Cirurgia de emergência:

'Não vou parar':

Dados compilados pela Organização Mundial da Saúde (OMS) e pela American Cancer Society (ACS) mostram que, entre 1990 e 2019, os casos de câncer em pessoas com menos de 50 anos aumentaram cerca de 79% globalmente, enquanto a mortalidade nessa faixa etária cresceu 28%.

— Estamos diante de uma mudança significativa no perfil epidemiológico do câncer — alerta o especialista em oncologia Carlos Gil Ferreira, diretor médico da Oncoclínicas&Co e presidente do Instituto Oncoclínicas.

— A doença, que historicamente era associada ao envelhecimento, está se tornando cada vez mais frequente entre adultos jovens. Isso tem implicações clínicas, sociais e emocionais importantes — destaca.

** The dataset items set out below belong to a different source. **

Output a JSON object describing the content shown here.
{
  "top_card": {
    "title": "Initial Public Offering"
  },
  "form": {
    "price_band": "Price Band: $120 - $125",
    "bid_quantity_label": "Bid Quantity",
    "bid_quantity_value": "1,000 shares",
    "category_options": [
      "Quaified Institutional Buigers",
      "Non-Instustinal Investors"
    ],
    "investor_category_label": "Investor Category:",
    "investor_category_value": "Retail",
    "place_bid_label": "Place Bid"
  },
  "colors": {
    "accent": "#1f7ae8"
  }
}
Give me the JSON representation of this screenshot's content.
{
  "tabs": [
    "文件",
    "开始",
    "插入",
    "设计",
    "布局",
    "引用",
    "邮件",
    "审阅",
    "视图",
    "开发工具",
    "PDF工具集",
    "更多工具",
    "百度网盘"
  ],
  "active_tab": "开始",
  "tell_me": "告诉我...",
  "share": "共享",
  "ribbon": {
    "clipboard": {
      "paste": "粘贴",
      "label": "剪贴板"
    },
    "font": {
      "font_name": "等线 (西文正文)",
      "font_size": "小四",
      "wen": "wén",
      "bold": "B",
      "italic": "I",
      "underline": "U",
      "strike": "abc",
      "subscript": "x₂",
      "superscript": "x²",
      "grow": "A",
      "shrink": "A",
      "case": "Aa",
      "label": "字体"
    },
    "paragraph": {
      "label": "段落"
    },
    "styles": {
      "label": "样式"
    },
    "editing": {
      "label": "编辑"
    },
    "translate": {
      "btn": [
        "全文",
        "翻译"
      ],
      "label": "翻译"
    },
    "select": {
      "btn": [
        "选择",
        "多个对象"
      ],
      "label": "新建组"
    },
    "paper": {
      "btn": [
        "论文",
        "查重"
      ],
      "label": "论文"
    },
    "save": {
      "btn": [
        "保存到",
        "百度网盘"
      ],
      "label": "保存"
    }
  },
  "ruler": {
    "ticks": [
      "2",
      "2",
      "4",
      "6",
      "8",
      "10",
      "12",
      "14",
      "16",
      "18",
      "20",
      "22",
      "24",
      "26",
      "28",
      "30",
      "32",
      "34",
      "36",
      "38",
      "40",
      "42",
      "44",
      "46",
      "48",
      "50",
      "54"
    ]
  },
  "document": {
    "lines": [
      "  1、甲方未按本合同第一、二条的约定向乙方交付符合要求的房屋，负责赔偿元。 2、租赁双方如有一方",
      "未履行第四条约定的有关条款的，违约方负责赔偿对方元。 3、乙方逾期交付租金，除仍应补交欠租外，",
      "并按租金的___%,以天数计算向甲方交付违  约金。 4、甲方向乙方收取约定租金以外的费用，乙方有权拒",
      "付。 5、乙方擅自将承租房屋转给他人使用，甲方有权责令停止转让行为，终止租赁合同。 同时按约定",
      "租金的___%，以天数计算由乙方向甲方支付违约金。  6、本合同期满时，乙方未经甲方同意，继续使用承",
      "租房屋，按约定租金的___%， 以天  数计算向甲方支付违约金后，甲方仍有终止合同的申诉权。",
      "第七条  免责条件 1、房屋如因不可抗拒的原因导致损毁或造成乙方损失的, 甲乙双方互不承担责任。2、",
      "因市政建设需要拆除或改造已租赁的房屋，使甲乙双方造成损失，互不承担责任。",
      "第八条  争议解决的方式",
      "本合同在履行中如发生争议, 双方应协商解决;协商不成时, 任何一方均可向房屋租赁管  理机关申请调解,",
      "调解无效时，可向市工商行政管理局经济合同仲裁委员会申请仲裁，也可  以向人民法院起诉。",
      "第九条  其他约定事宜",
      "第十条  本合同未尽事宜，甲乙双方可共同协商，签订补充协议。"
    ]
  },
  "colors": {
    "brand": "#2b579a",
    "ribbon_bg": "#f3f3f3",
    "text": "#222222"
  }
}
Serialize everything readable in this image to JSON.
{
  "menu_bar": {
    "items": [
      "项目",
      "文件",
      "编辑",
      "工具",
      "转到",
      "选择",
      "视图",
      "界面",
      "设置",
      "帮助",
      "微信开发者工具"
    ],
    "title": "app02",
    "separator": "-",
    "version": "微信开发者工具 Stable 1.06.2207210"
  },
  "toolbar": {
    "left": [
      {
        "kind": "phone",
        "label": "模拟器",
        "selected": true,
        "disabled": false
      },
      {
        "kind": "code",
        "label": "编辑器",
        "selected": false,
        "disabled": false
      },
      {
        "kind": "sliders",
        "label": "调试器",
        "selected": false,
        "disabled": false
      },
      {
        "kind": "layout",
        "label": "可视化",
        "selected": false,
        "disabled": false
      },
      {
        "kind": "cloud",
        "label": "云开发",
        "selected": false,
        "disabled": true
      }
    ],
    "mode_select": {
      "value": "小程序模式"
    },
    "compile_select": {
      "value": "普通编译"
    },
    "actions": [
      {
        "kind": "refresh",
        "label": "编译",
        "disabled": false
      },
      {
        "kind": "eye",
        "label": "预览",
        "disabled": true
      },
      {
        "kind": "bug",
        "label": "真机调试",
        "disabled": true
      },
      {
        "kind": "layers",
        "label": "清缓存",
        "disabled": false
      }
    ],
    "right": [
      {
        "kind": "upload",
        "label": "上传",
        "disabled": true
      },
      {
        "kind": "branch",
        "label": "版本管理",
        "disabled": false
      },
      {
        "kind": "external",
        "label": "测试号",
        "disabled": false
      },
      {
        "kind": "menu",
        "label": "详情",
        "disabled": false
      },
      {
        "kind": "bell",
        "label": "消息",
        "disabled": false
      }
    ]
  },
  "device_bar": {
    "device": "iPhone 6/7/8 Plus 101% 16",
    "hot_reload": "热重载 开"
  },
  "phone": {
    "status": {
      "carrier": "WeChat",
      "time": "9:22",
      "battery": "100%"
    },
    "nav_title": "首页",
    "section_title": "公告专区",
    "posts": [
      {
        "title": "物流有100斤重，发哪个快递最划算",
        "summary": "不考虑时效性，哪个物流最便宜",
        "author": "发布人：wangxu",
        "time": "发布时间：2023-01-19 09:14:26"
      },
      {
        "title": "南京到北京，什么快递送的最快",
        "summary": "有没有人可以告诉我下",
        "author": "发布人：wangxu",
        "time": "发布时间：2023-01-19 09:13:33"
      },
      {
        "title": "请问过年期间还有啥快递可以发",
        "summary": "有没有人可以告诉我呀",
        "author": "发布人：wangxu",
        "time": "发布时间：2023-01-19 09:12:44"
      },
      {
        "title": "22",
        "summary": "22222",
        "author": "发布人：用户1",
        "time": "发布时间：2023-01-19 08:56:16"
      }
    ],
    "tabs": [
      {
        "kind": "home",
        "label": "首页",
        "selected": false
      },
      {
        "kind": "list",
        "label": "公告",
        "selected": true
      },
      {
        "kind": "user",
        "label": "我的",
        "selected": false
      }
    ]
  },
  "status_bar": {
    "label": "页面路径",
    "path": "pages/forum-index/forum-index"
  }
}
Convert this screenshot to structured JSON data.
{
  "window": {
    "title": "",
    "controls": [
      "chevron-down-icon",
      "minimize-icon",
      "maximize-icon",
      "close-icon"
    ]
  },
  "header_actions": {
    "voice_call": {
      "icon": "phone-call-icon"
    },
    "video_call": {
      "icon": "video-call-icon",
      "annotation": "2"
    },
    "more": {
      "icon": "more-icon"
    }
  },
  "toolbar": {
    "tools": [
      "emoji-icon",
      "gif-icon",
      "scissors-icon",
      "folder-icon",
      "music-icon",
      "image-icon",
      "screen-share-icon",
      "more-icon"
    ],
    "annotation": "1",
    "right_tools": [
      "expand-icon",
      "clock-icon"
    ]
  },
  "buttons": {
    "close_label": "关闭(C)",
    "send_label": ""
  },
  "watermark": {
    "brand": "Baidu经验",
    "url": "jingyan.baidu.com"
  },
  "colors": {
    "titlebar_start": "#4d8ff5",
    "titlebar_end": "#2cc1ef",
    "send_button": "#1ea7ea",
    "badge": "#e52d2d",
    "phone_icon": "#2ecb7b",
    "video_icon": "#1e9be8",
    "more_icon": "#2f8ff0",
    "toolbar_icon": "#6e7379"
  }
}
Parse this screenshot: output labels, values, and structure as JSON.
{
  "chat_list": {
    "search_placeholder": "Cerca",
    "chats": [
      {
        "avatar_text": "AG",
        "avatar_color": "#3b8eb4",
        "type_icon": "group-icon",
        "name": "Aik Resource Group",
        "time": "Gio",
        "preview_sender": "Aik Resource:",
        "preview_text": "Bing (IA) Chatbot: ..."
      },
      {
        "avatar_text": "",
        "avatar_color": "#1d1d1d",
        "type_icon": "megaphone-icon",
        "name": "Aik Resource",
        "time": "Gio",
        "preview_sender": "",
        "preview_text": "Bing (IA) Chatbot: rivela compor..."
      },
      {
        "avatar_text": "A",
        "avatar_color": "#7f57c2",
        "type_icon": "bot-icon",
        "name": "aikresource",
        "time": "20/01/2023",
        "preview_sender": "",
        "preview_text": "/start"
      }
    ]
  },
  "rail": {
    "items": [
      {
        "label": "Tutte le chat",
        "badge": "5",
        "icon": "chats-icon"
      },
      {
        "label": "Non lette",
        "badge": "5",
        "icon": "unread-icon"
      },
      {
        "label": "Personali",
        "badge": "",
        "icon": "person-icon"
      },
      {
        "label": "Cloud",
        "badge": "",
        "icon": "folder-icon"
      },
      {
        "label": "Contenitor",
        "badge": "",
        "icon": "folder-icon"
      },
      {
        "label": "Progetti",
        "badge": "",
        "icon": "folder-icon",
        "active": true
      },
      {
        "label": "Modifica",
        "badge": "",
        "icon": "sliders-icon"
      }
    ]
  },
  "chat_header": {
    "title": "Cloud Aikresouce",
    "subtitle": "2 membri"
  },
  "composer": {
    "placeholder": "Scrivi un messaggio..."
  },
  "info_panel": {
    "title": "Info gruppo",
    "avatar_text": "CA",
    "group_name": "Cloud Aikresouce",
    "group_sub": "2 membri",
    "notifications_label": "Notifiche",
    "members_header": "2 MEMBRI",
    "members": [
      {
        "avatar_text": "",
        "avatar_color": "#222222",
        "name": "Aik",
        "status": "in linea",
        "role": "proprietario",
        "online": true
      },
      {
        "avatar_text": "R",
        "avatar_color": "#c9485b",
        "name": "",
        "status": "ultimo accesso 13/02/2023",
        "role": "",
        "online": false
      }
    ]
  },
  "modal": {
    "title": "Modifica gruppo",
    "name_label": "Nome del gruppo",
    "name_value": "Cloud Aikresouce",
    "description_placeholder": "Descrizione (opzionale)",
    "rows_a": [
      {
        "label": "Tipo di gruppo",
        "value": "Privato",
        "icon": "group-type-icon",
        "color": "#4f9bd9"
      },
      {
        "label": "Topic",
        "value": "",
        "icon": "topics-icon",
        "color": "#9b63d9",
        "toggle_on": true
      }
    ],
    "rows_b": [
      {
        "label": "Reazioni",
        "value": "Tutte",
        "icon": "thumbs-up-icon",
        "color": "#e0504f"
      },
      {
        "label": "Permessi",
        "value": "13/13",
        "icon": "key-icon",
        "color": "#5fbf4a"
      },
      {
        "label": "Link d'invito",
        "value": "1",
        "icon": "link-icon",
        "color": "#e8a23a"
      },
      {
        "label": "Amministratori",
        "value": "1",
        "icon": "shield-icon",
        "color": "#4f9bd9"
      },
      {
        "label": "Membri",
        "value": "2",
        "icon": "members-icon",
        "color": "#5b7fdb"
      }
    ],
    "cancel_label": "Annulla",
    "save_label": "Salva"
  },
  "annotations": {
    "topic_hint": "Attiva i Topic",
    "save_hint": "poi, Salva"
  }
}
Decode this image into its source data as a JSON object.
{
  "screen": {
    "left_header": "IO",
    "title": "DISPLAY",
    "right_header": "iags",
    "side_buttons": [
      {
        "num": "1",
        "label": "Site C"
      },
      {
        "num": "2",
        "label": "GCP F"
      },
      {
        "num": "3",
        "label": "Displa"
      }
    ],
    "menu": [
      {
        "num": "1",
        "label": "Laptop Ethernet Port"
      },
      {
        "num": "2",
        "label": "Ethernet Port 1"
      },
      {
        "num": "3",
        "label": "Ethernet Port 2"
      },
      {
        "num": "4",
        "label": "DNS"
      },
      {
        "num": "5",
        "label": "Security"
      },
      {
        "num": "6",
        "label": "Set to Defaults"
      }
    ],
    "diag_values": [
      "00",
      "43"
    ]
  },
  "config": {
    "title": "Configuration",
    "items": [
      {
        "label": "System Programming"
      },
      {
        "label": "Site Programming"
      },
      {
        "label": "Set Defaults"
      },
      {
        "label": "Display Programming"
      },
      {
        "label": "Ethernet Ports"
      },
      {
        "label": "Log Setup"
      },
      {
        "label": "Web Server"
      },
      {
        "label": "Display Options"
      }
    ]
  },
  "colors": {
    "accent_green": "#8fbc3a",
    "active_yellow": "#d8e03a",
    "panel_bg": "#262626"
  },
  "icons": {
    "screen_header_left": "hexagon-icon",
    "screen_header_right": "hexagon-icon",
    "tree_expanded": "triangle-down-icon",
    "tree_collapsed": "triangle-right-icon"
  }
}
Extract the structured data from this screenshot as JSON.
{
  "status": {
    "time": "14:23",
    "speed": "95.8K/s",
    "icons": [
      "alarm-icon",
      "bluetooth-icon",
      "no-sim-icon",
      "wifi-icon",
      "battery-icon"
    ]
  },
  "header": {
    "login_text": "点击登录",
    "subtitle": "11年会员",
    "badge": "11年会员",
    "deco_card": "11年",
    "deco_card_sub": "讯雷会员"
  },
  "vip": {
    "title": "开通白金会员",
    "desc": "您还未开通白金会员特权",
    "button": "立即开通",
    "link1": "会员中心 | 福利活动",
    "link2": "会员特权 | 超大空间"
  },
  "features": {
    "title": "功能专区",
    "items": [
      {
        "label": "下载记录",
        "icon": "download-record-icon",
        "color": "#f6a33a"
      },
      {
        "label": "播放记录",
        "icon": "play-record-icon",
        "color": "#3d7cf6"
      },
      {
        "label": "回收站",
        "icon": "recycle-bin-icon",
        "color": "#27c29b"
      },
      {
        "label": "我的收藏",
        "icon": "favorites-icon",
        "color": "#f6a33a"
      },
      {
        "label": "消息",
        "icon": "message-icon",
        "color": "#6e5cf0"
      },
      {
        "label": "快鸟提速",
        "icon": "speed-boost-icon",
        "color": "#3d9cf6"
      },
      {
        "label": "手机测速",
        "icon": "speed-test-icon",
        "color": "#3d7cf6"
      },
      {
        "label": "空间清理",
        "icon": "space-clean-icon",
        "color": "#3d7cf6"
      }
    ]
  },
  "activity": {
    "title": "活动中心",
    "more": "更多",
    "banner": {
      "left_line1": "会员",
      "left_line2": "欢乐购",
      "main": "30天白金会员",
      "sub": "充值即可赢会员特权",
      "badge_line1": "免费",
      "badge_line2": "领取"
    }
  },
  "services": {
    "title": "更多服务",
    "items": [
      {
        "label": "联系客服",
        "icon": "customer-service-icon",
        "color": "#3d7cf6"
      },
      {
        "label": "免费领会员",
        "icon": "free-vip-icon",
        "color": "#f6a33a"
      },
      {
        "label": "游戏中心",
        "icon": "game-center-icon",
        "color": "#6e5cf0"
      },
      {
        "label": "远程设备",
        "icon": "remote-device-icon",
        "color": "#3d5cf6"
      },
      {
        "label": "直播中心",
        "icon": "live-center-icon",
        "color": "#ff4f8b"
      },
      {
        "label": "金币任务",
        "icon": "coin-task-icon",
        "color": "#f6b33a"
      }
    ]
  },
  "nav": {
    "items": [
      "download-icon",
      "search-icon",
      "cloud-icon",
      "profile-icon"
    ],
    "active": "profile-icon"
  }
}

Estilo de vida, ambiente e microbiota

A ciência não aponta um único culpado, mas sim um conjunto de fatores ambientais e comportamentais que se intensificaram nas últimas décadas. Entre eles:

Má alimentação, com alto consumo de ultraprocessados

Obesidade, muitas vezes iniciada na infância

Sedentarismo

Consumo de álcool em episódios intensos

Privação crônica de sono

Exposição a poluentes e agentes químicos

Alterações da microbiota intestinal

— A carga ambiental e o estilo de vida contemporâneo parecem ter influência direta na mudança desse padrão — destaca Carlos Gil.

O câncer colorretal é um dos exemplos mais expressivos: sua incidência entre jovens cresce de forma acelerada e está ligada à dieta, obesidade e inflamação intestinal.

Outro ponto de atenção são os cânceres relacionados ao HPV, preveníveis pela vacinação — ainda subutilizada em muitas regiões.

'A sala de espera está mudando': o alerta dos consultórios

Nos centros oncológicos, a mudança no perfil dos pacientes é cada vez mais perceptível.

— Não é raro hoje atender pessoas na faixa dos 30 ou 40 anos com tumores que, no passado, víamos quase exclusivamente após os 60 — diz o especialista em oncologia Cristiano Resende.

— E isso não significa que estamos fazendo mais exames; significa que estamos diagnosticando mais casos — alerta.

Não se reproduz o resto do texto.